Alsobrooks asks Prince George’s school board chair Juanita Miller to resign

This article was republished with permission from WTOP’s news partners at Maryland Matters. Sign up for Maryland Matters’ free email subscription today.

This content was republished with permission from WTOP’s news partners at Maryland Matters. Sign up for Maryland Matters’ free email subscription today.

Prince George’s County Executive Angela D. Alsobrooks (D) has asked the head of the county school board, Dr. Juanita D. Miller, to step down, “effective immediately,” Maryland Matters has learned.

Miller, a former state delegate and water utility commission board member, has been at the center of multiple controversies since her appointment 16 months ago. Ethics complaints have been filed against her and she supported a separate set of disputed complaints that was filed against a faction of the board with whom she has clashed.

Earlier this week, the Maryland State Board of Education made public two charges against Miller — charges that could lead to her removal. The charges were approved at a closed-door meeting on May 24.

In a May 31 letter to Miller, the board said it had materials that were “legally and factually sufficient” to support two allegations against her.

The board charged Miller with refusing to sign a legal services contract with the law firm that a majority of the board had voted to hire. Instead, she engaged a different law firm “without local board approval.” Miller also invited unauthorized guests — two attorneys who provided legal advice — “to attend confidential executive sessions” of the school board last year, according to the notice of charges.
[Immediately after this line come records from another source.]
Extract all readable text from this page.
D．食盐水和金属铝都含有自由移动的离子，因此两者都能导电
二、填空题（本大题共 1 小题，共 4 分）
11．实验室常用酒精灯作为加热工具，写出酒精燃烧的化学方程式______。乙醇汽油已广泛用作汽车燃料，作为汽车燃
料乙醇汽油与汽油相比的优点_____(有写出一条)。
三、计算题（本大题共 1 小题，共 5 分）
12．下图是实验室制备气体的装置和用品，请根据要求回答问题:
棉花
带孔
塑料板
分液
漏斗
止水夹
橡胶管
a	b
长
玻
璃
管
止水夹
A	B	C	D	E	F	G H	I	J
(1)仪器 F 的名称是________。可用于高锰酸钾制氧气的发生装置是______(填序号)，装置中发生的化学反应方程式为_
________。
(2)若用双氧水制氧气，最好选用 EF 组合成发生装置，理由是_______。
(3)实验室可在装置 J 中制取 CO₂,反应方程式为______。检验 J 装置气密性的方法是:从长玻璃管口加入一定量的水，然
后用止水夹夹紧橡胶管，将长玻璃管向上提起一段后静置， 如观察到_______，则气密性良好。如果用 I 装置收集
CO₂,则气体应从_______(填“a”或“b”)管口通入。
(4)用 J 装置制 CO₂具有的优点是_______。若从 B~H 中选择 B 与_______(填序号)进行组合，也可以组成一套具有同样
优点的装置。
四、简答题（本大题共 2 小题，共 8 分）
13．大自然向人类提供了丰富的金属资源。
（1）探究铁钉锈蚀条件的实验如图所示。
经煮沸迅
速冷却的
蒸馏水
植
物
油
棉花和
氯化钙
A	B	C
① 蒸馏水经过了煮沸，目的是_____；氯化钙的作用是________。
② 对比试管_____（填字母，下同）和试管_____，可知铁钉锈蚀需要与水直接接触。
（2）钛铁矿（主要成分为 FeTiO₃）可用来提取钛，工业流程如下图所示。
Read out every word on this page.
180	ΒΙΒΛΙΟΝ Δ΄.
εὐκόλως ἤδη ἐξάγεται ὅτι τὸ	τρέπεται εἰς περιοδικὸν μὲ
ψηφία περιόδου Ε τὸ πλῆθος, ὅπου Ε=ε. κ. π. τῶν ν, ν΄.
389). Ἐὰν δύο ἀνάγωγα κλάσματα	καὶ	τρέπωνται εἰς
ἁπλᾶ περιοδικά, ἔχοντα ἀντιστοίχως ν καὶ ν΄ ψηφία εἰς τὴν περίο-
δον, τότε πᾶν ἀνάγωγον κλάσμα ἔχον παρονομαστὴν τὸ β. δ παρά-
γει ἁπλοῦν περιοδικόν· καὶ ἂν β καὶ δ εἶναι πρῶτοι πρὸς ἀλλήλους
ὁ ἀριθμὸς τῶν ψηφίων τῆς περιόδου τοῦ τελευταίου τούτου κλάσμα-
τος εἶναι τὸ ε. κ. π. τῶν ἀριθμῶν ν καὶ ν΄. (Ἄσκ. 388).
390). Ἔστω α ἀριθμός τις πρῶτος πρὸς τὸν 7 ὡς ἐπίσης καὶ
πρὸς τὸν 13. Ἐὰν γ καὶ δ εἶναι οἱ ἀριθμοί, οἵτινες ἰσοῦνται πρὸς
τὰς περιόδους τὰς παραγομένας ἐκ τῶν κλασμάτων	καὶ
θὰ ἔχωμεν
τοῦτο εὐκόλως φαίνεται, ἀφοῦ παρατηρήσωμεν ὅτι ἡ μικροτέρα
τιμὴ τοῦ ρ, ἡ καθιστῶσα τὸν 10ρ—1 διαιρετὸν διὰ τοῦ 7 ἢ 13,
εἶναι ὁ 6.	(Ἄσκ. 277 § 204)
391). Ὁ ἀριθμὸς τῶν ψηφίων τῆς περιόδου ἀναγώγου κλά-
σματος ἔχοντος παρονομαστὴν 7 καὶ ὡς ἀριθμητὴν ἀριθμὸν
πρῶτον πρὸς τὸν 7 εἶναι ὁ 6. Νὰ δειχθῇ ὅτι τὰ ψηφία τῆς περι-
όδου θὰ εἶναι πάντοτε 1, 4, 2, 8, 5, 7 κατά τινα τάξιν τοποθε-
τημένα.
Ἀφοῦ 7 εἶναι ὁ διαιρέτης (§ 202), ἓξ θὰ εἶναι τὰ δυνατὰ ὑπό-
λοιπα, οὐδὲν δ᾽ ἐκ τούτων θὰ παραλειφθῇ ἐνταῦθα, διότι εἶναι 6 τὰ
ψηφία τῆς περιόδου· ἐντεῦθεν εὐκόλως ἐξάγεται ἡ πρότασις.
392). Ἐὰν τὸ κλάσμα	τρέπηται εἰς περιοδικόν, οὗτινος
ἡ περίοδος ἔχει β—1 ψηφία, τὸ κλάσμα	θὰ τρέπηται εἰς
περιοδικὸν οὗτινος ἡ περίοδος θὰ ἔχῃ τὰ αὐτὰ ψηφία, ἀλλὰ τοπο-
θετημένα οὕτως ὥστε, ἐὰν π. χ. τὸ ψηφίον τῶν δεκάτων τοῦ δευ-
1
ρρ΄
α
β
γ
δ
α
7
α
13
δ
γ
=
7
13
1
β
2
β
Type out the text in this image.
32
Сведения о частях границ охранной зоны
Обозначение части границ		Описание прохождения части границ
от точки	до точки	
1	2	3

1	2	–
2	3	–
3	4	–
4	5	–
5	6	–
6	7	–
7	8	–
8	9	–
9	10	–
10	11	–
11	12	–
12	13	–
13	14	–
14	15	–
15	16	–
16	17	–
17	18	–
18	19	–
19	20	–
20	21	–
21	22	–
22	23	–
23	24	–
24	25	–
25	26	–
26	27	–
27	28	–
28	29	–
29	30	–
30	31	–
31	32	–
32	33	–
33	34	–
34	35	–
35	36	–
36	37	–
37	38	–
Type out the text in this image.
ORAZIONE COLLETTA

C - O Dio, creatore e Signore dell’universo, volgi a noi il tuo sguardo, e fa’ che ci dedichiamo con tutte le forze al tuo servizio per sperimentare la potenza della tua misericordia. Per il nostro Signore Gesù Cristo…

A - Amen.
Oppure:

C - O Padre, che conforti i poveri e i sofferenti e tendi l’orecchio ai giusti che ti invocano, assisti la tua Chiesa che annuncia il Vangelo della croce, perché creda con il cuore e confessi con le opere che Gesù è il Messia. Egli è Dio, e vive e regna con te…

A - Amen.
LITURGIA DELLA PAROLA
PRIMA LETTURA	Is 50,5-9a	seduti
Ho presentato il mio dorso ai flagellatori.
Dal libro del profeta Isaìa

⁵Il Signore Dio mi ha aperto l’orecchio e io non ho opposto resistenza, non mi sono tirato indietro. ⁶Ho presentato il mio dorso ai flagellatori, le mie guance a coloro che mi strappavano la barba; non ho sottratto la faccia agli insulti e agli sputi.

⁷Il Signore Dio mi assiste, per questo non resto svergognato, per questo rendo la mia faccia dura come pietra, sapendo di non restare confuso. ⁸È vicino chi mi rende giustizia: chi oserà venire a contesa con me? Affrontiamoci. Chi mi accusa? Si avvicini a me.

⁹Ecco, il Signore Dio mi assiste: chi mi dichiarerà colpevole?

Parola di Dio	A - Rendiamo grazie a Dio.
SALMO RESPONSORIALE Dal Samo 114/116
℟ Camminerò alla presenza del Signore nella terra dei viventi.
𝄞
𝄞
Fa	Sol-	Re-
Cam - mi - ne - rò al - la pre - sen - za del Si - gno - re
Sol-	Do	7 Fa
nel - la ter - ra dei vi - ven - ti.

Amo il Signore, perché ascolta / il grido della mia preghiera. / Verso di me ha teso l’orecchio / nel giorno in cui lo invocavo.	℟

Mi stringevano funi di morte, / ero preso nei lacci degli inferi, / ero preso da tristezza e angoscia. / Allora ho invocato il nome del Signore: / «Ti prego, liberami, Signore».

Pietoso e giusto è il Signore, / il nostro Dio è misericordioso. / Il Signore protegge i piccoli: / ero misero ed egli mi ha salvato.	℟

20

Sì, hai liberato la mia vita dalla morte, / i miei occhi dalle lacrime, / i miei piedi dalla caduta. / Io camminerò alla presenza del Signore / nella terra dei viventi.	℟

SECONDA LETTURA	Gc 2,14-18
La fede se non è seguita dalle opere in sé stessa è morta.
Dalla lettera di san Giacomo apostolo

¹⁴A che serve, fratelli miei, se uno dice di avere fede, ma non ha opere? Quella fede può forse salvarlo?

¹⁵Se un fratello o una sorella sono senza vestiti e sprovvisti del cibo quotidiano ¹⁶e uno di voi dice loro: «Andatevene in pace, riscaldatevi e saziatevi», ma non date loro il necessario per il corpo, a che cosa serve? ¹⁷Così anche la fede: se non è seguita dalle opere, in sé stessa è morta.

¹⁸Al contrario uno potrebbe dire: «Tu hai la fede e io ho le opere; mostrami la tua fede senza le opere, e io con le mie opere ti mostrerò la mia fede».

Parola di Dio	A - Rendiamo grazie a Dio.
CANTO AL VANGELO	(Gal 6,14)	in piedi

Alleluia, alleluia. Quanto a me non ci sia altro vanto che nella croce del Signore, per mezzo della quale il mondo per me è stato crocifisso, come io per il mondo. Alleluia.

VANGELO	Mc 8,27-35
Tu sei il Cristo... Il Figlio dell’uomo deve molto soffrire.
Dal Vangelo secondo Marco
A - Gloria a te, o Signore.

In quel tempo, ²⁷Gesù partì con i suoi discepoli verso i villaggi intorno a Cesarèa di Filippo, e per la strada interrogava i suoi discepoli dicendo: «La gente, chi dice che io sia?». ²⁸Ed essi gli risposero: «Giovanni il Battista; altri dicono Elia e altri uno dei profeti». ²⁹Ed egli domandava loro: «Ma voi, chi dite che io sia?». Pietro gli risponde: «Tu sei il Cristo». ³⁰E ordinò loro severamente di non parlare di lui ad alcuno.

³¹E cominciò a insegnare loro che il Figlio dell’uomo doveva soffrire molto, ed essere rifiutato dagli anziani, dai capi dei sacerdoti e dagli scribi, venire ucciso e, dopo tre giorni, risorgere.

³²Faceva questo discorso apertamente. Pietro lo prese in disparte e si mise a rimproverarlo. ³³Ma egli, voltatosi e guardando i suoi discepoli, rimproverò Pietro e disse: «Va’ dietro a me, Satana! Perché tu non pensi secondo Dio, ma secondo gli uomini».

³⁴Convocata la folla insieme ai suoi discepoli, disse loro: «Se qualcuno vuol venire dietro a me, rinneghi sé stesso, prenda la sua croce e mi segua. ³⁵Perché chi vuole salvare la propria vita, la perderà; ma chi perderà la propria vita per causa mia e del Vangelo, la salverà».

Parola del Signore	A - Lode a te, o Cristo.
The state board also found that Miller withheld from her colleagues seven ethics complaints and then failed to present “findings and recommendations” from the local board’s ethics panel in a timely manner. That failure, the state board found, prevented the Prince George’s school board from fulfilling its responsibility to make a final decision on the allegations.

In a letter to Miller this week, Alsobrooks made no mention of the state school board’s charges or her potential removal.

Instead, the executive suggested, Miller’s resignation would help the board comply with recently enacted changes in state law. Under legislation put forward by Alsobrooks and approved by the General Assembly earlier this year, the Prince George’s board will choose its own leadership beginning in December. In recent years, the county executive has chosen the chair.

“As we begin moving forward on a new path with our Board and its leadership, I believe that now is the time to start fresh with a clean slate and in order to help that process, and in light of what we discussed in recent days, I believe it is best for you to resign from the Board at this time,” Alsobrooks wrote.

Alsobrooks credited Miller with bringing “a passion for educational excellence and equity” along with “a wealth of knowledge and experience that served our schools and County well.”

The county board is currently made up of both elected and appointed members. In 2024 it will revert to an all-elected board.

Last summer, Maryland Matters was the first to report on a confidential set of ethics allegations against a several members of the school board, a group perceived as more progressive than Miller and her allies. On the surface, the charges appeared damning, but they quickly came under scrutiny. Targeted members pushed back publicly and the ethics findings grew to be perceived as a political hit job.

In April, the ethics panel abruptly resigned en masse, citing the stress of the unpaid work, the perceived “dysfunctional” nature of the board, and the difficulty they had getting information from board members, who they charged with wanting to “litigate Ethics Panel Findings in the press.”

If Miller resigns or is removed, it will bring to a close a tense chapter in recent Prince George’s history. Many political observers were surprised that Alsobrooks chose Miller following the abrupt resignation of former chair Alvin Thornton in late 2020.

A highly regarded former Howard University dean, Thornton was thought to be a stabilizing force on a board that had both moderate and progressive members. Miller, who is thought to have more of a bulldozer personality, engaged in frequent public shouting matches with board members with whom she disagreed. Meetings she led were often chaotic, causing negative headlines for a school system that has struggled academically.

Miller supporters argue that the board has functioned more smoothly as various members of the panel moved to other jobs or resigned to run for other posts.

Prince George’s County Councilmember Edward Burroughs III (D), who clashed regularly with Miller when he served on the board of education, said in an interview he was “not surprised” by the state board’s efforts to remove her.

“The state board of education did the right thing,” he said. “We have tried to inform people for a very long time about her gravely inappropriate behavior, which served as an impediment to the board’s ability to function.”

He called on Miller to step down. “Dr. Miller’s presence on the board has been extremely detrimental to our students and has certainly caused irreparable harm to them and to our system,” he said.

Under state law, Miller has ten days to request a hearing on the state board’s charges “[T]he State Board may remove a member of the local board on the grounds of misconduct in office, willful neglect of duty, and incompetency,” the panel’s letter stated.

Miller did not respond to a request for comment, nor did her attorneys, Sydney M. Patterson and Bruce Marcus.

If the board seeks to oust Miller, the matter would be referred to Gov. Lawrence J. Hogan Jr. (R) for final action.